The possibility were endless when you were growing up, one day you wanted to study abroad, the next you wanted to study in the best university in the world. Your dreams were superb, your future through the eyes of a junior scholar, that is Somewhere along the line fate stroked and you lost your sponsor or financier or maybe the reality of life kicked in as a result of your poor background and the feeling that anything was possible started to fade and your dream of a better future may seemingly be gone.

That is where helping hands international steps in to help keep your dream alive, we help you give you these scholarship from your 1st year to when you graduate, we stand by you and see you through school

The scholarship is offered in three categories –

Educational Fund For Members children- Unlike number two and three below, this is a fund made available for members children(two), each time a member complete the Prime Ministers stage, $2,000 is automatically paid to the member as educational fund. See details on our compensation plan.

Scholarship for Orphans – To help support the orphanage home and the orphans therein, Helping Hands international designed this to reach out to orphans in our society. Board of Trustee members are required to visit any orphanage in their neighborhood and recommend 2 orphans yearly from different homes, this two shall be given scholarship award, It is part of our humanitarian services to the society where our members lives.

SCHOLARSHIP FOR RELIGIOUS PEOPLE – In order for us to affect and touch more lives, we have decided to look into religious bodies and organizations, most especially the churches and mosques. This type of empowerment is also by recommendation from our Trustee, Trustee members are to recommend 2 less privileged yearly from any religious gathering, such people must be in need and handicapped in paying their education fees/tuition. On approval, our regional reps shall visit such church to empower their people.

General requirements for consideration (2 and 3 above only) 
•  Beneficiary must be recommended by a Trustee member
•  Currently enrolled in a first degree program at an accredited and approved university and
•  Must have gained admission during the running academic session.
The only way to make sense out of the Touch that we provides is to plunge into it, move with it, and join the dance.

----------


## Basment Dweller

Why does the forum SA provide a platform for network marketing ponzi schemes and snake oil salesmen to shamelessly plug?

----------


## dexpro

> Why does the forum SA provide a platform for network marketing ponzi schemes and snake oil salesmen to shamelessly plug?

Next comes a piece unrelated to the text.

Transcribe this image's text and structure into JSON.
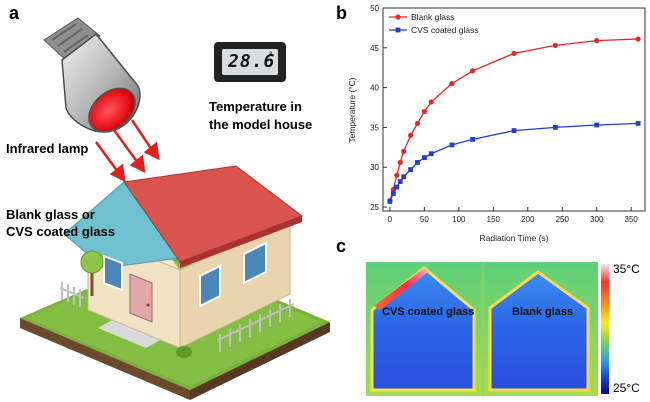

Why the hate filled comment? Please Sir, who told you h2i is a ponzi scheme? Why the name "snake oil salesman"? Why the insults? I believe the MODs will do justice to this issue.

----------


## JohnV

Is this the same helping hands:




> THIS IS HOW IT WORKS
> 
> When you join our vision of given a helping hand to the needy, less privilege, widow, motherless and the disabled, you become our help partner and as our partner will believe in making your life meaningful.
> 
> The touch and empowerment that we give begins with you. We affect your (our members) life first, change your life for the better and empower you financially. When you pay a onetime membership fee of $40, you become our partner and have the privilege of enjoying among other things;
> 
>     Interest free LOAN
>     - Business loan
>     - Elite Club members loan
> ...


So i must pay approximately R400 for what exactly?????????

----------


## HR Solutions

> Why the hate filled comment? Please Sir, who told you h2i is a ponzi scheme? Why the name "snake oil salesman"? Why the insults? I believe the MODs will do justice to this issue.


Because that is exactly it !

----------


## Basment Dweller

They always put doctors on the front-end of these things...maxillofacial surgeons, dentists etc...

----------


## Dave A

> Why does the forum SA provide a platform for network marketing ponzi schemes and snake oil salesmen to shamelessly plug?


Mainly to help people learn to tell the difference between network marketing, Ponzi schemes and snake oil salesmen.

----------

Citizen X (23-Nov-14)

----------


## CLIVE-TRIANGLE

http://downline4life.com/helping-han...tional-review/

Friend *Charlly008* punts them. Not sure if that's good though  :Wink:

----------